皇后也看着她,温柔而坚定地笑道:“宁欢,这是我的责任。”
她明明笑得极美,宁欢却只从中感受到悲伤和宿命。
她微微张口,却不知该说什么。
皇后看着她,温柔地笑着摇头。
“主子,贵妃娘娘、纯妃娘娘求见。”照春的声音传来,打断了这有些凝滞的气氛。
“快请。”皇后面色恢复如常,脸上的笑意也愈发端庄,她安抚地拍了拍宁欢的手。
宁欢微微抿唇,起身退到一旁。
照春引着贵妃和纯妃进来,长春宫的宫女也鱼贯而入,原本空旷寂静的西暖阁霎时热闹起来。
“臣妾参见皇后娘娘,皇后娘娘万福金安。”贵妃和纯妃盈盈下拜。
皇后道:“妹妹们快快请起。”
三人起身,又依次落座。
皇后便笑道:“今日是什么风,引得两位妹妹结伴到我这儿来了?”
贵妃温婉一笑:“主子娘娘时刻惦记着臣妾,臣妾等自该时时来向娘娘问安,臣妾出来时恰恰遇上纯妃妹妹,便自作主张邀了纯妃妹妹一同前来,娘娘恕罪。”
皇后嗔道:“你们有心,能来陪本宫说说话,本宫高兴还来不及,怎会怪罪。”
纯妃也莞尔笑道:“娘娘可莫要嫌臣妾等扰了您的清静。”
皇后道:“怎会,本宫也喜欢长春宫热热闹闹的,日后你们可要常来才是。”
贵妃与纯妃自然欢欣答应。
宁欢为贵妃和纯妃各奉上一盏茶。
贵妃看了宁欢一眼又看向皇后,浅笑道:“若臣妾没记错,这应当是皇后主子宫中的宁欢姑娘?”
皇后颔首:“对。”
贵妃闻言又看向宁欢,笑赞道:“宁欢姑娘果真生得伶俐漂亮。”
宁欢屈膝:“贵妃娘娘谬赞,奴才不敢当。”
皇后便笑道:“贵妃妹妹可别夸她了,她面皮薄,再夸她,她怕是要羞得钻进地缝里去了。”
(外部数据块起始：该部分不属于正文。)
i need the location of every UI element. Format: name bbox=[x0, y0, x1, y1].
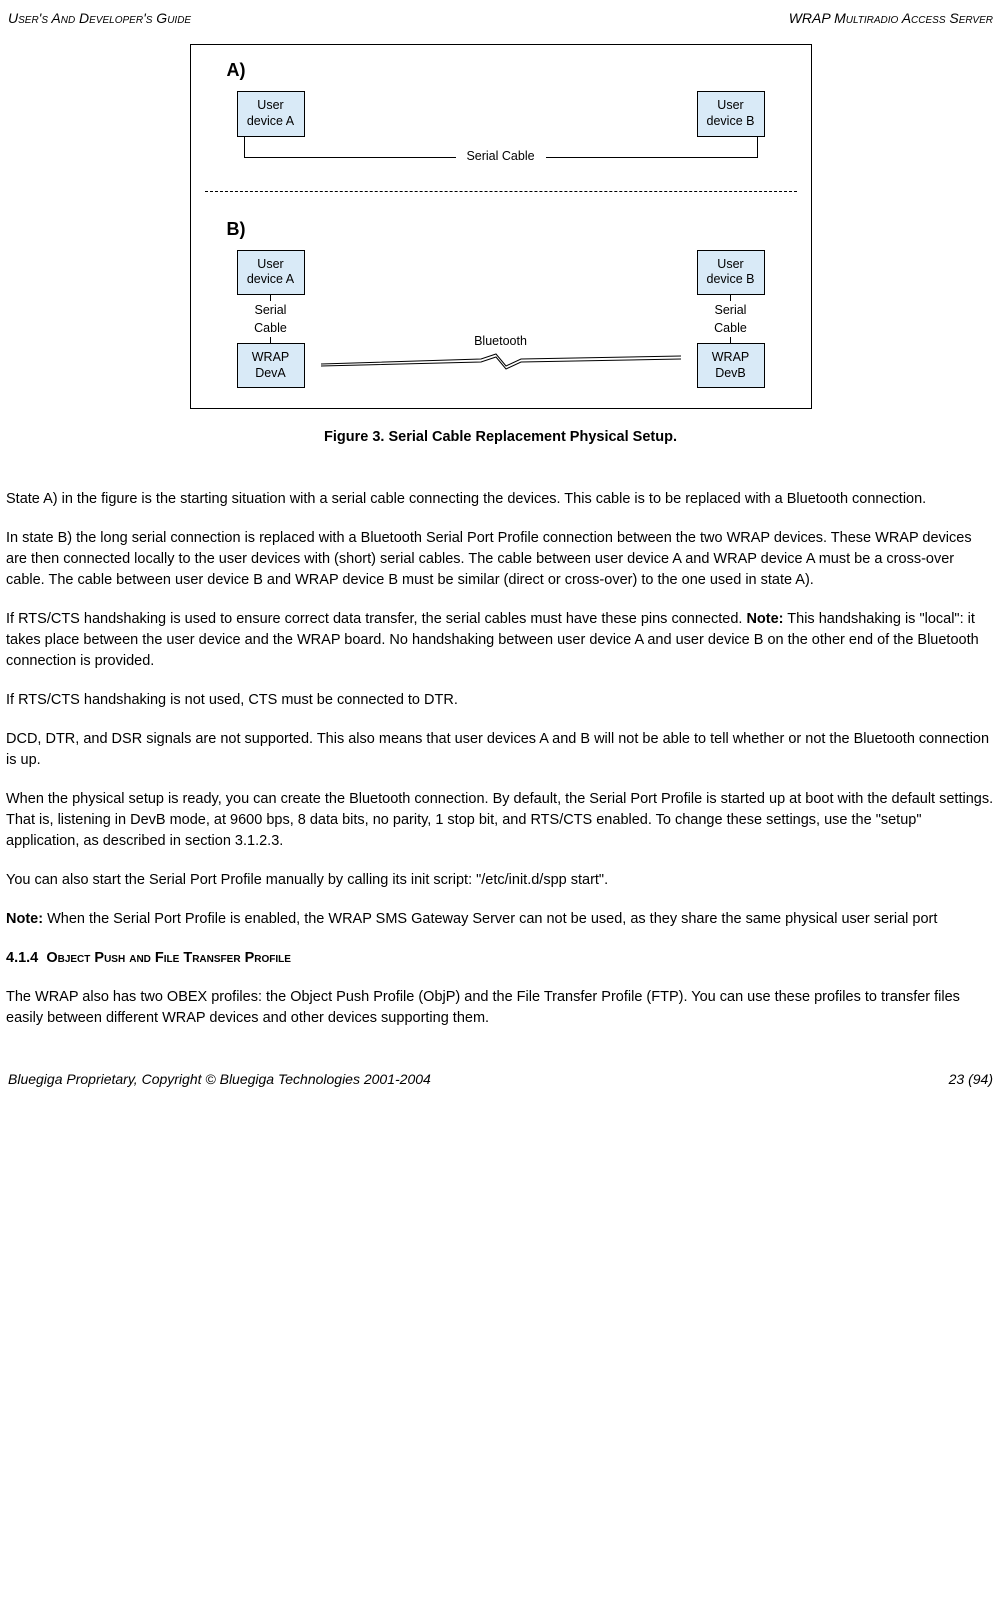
bluetooth-link: Bluetooth bbox=[305, 250, 697, 389]
page-footer: Bluegiga Proprietary, Copyright © Bluegi… bbox=[0, 1047, 1001, 1089]
paragraph-2: In state B) the long serial connection i… bbox=[6, 528, 995, 591]
node-user-a-l1: User bbox=[257, 98, 283, 112]
section-heading: 4.1.4 Object Push and File Transfer Prof… bbox=[0, 948, 1001, 969]
node-user-a-b-l1: User bbox=[257, 257, 283, 271]
paragraph-8: Note: When the Serial Port Profile is en… bbox=[6, 909, 995, 930]
paragraph-5: DCD, DTR, and DSR signals are not suppor… bbox=[6, 729, 995, 771]
section-number: 4.1.4 bbox=[6, 950, 38, 966]
serial-label-left: Serial Cable bbox=[254, 301, 287, 337]
panel-b: B) User device A Serial Cable WRAP bbox=[191, 192, 811, 409]
header-left: User's And Developer's Guide bbox=[8, 8, 191, 28]
node-user-a-l2: device A bbox=[247, 114, 294, 128]
node-user-a: User device A bbox=[237, 91, 305, 136]
p8-note: Note: bbox=[6, 911, 43, 927]
serial-cable-connector: Serial Cable bbox=[239, 137, 763, 171]
paragraph-4: If RTS/CTS handshaking is not used, CTS … bbox=[6, 690, 995, 711]
node-wrap-a: WRAP DevA bbox=[237, 343, 305, 388]
panel-b-label: B) bbox=[209, 216, 793, 242]
figure-box: A) User device A User device B Serial Ca… bbox=[190, 44, 812, 409]
node-user-b-b-l2: device B bbox=[707, 272, 755, 286]
node-wrap-b-l1: WRAP bbox=[712, 350, 750, 364]
p8-text: When the Serial Port Profile is enabled,… bbox=[43, 911, 937, 927]
figure-container: A) User device A User device B Serial Ca… bbox=[0, 44, 1001, 409]
panel-a-label: A) bbox=[209, 57, 793, 83]
bluetooth-label: Bluetooth bbox=[474, 332, 527, 350]
node-user-b-b: User device B bbox=[697, 250, 765, 295]
footer-left: Bluegiga Proprietary, Copyright © Bluegi… bbox=[8, 1069, 431, 1089]
panel-a: A) User device A User device B Serial Ca… bbox=[191, 45, 811, 190]
serial-label-left-l1: Serial bbox=[255, 303, 287, 317]
paragraph-7: You can also start the Serial Port Profi… bbox=[6, 870, 995, 891]
serial-label-right: Serial Cable bbox=[714, 301, 747, 337]
figure-caption: Figure 3. Serial Cable Replacement Physi… bbox=[0, 427, 1001, 448]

贵妃和纯妃都有些惊讶地看着皇后,听说这姑娘到皇后娘娘宫中后,甚至让皇后娘娘都开怀不少,本以为是谣传,如今听着皇后难得地这般说笑,看来倒是所言非虚。
掩下惊讶,纯妃也跟着夸了宁欢几句,贵妃和纯妃还都赠了她些小玩意儿以表善意。
在皇后的支持下,宁欢一一谢恩。
贵妃又提起另一件事:“臣妾宫中的陆常在本也想随臣妾来向娘娘问安,奈何陆常在病了,怕过了病气给娘娘和小阿哥,这才作罢。”
宁欢心下一紧,柔惠竟病了。
皇后略显担忧:“太医可去瞧过了?”
贵妃颔首:“已然瞧过了,将养了几日今日已好了许多。”
皇后这才放下心:“这便好。”
她又看了宁欢一眼,道:“宁欢,你送些药材和补品去钟粹宫,嘱咐陆常在好生养好身子。”
宁欢连忙福身:“是。”
贵妃便起身盈盈一拜:“主子娘娘最是仁善,臣妾替陆常在谢过娘娘。”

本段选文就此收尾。